As shown in Table III, the genotype distribution of COX-2-1195G>A and -765G>C in different relative grades between the case and control family members was further examined. Since the spouse had no genetic affinity with the host of the family, the spouse was disregarded while analyzing the gastric cancer genetic susceptibility. The OR value of COX-2-1195 AA genotype in the first-degree relatives (OR=3.35; 95% CI, 1.69–6.12) was higher than that in the second-degree relatives (OR=2.66; 95% CI, 1.06–6.82). Similarly, the OR values of A carriers (GA + AA) and A allele exhibited a diminished trend from closer degrees of relationship (A carriers: first-degree relatives: OR=2.11; 95% CI, 1.19–3.67; second-degree relatives: OR=1.98; 95% CI, 0.89–4.63; A allele: first-degree relatives: OR=1.77; 95% CI, 1.29–2.41; second-degree relatives: OR=1.69; 95% CI, 0.99–2.68).
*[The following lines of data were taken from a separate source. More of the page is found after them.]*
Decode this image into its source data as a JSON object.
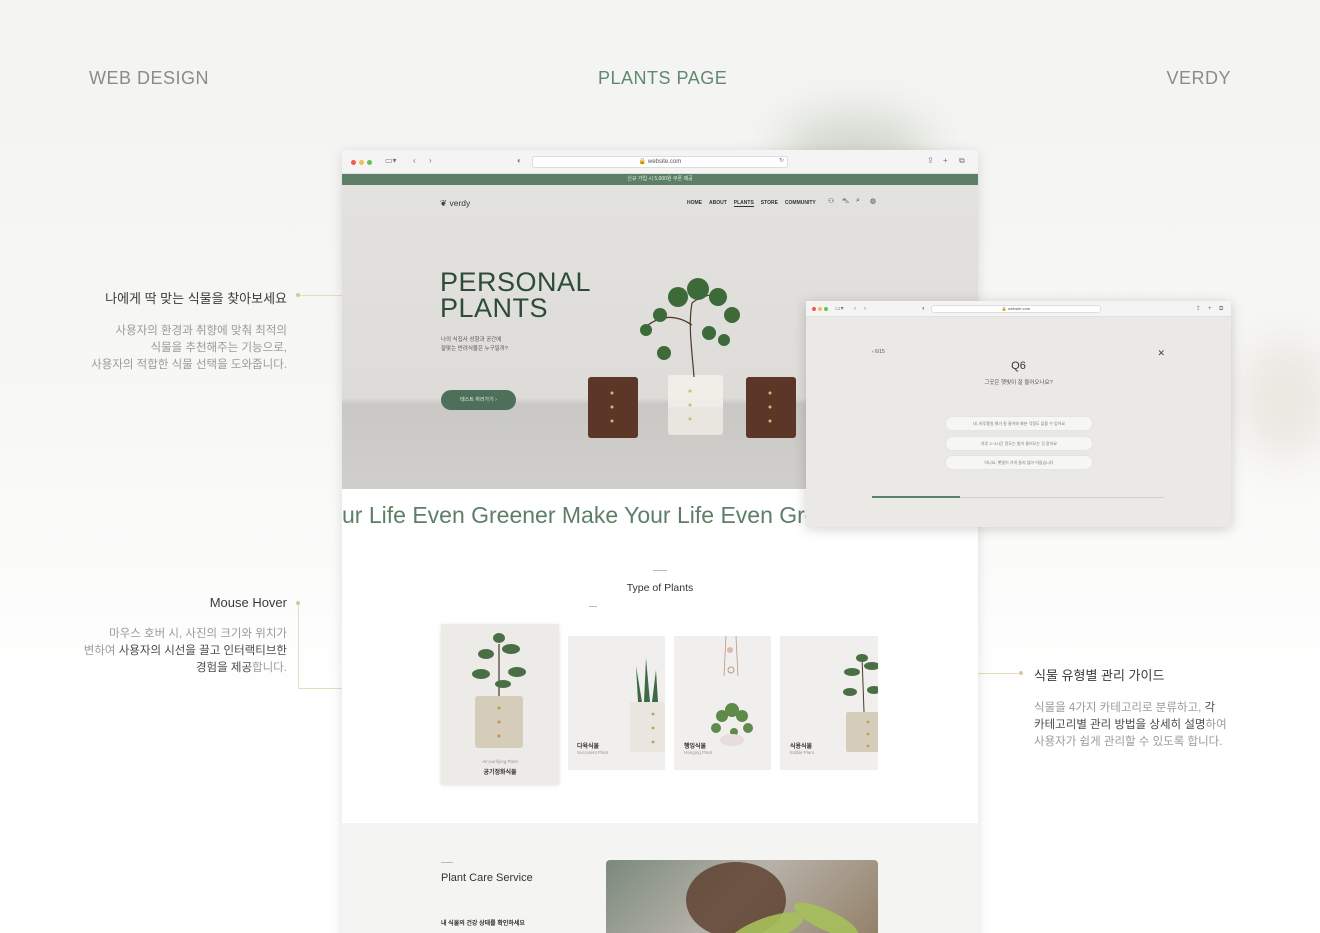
{
  "header": {
    "left": "WEB DESIGN",
    "center": "PLANTS PAGE",
    "right": "VERDY"
  },
  "notes": {
    "recommend": {
      "title": "나에게 딱 맞는 식물을 찾아보세요",
      "line1": "사용자의 환경과 취향에 맞춰 최적의",
      "line2": "식물을 추천해주는 기능으로,",
      "line3": "사용자의 적합한 식물 선택을 도와줍니다."
    },
    "hover": {
      "title": "Mouse Hover",
      "line1": "마우스 호버 시, 사진의 크기와 위치가",
      "line2_a": "변하여 ",
      "line2_b": "사용자의 시선을 끌고 인터랙티브한",
      "line3_a": "경험을 제공",
      "line3_b": "합니다."
    },
    "guide": {
      "title": "식물 유형별 관리 가이드",
      "line1_a": "식물을 4가지 카테고리로 분류하고, ",
      "line1_b": "각",
      "line2_a": "카테고리별 관리 방법을 상세히 설명",
      "line2_b": "하여",
      "line3": "사용자가 쉽게 관리할 수 있도록 합니다."
    }
  },
  "browser": {
    "url": "🔒 website.com",
    "announce": "신규 가입 시 5,000원 쿠폰 제공",
    "logo": "verdy",
    "nav": [
      "HOME",
      "ABOUT",
      "PLANTS",
      "STORE",
      "COMMUNITY"
    ],
    "hero": {
      "title_line1": "PERSONAL",
      "title_line2": "PLANTS",
      "sub_line1": "나의 식집사 성향과 공간에",
      "sub_line2": "잘맞는 반려식물은 누구일까?",
      "button": "테스트 하러가기  ›"
    },
    "marquee": "ur Life Even Greener   Make Your Life Even Greener",
    "types": {
      "title": "Type of Plants",
      "cards": [
        {
          "en": "Air-purifying Plant",
          "ko": "공기정화식물"
        },
        {
          "en": "Succulent Plant",
          "ko": "다육식물"
        },
        {
          "en": "Hanging Plant",
          "ko": "행잉식물"
        },
        {
          "en": "Edible Plant",
          "ko": "식용식물"
        }
      ]
    },
    "care": {
      "title": "Plant Care Service",
      "sub": "내 식물의 건강 상태를 확인하세요"
    }
  },
  "popup": {
    "url": "🔒 website.com",
    "back": "‹ 6/15",
    "close": "✕",
    "question_num": "Q6",
    "question": "그곳은 햇빛이 잘 들어오나요?",
    "options": [
      "네, 하루종일 해가 잘 들어와 화분 걱정도 없을 수 있어요",
      "하루 2~3시간 정도는 빛이 들어오는 것 같아요",
      "아니요, 햇빛이 거의 들지 않아 어둡습니다"
    ],
    "progress": 0.3
  }
}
Compared with the GG genotype, the mutant genotype distribution of -765G>C was not correlated with gastric cancer in the first- or second-degree relatives, due to the fact that the OR values included 1.00 (C carriers: first-degree relatives: OR=1.62; 95% CI, 0.89–2.87; second-degree relatives: OR=1.35; 95% CI, 0.54–3.22).

As COX-2-1195G>A and H. pylori were involved in gastric cancer, the interaction between this functional SNP and H. pylori infection status was examined using stratified analysis (Table IV). Taking H. pylori-seronegative AA genotype and A carriers together as a reference, H. pylori-seropositive COX-2-1195 AA genotype and A carriers exhibited significantly increased susceptibility to gastric cancer (AA genotype: OR=2.96; 95% CI, 1.57–5.58; A carriers: OR=2.04; 95% CI, 1.18–3.52).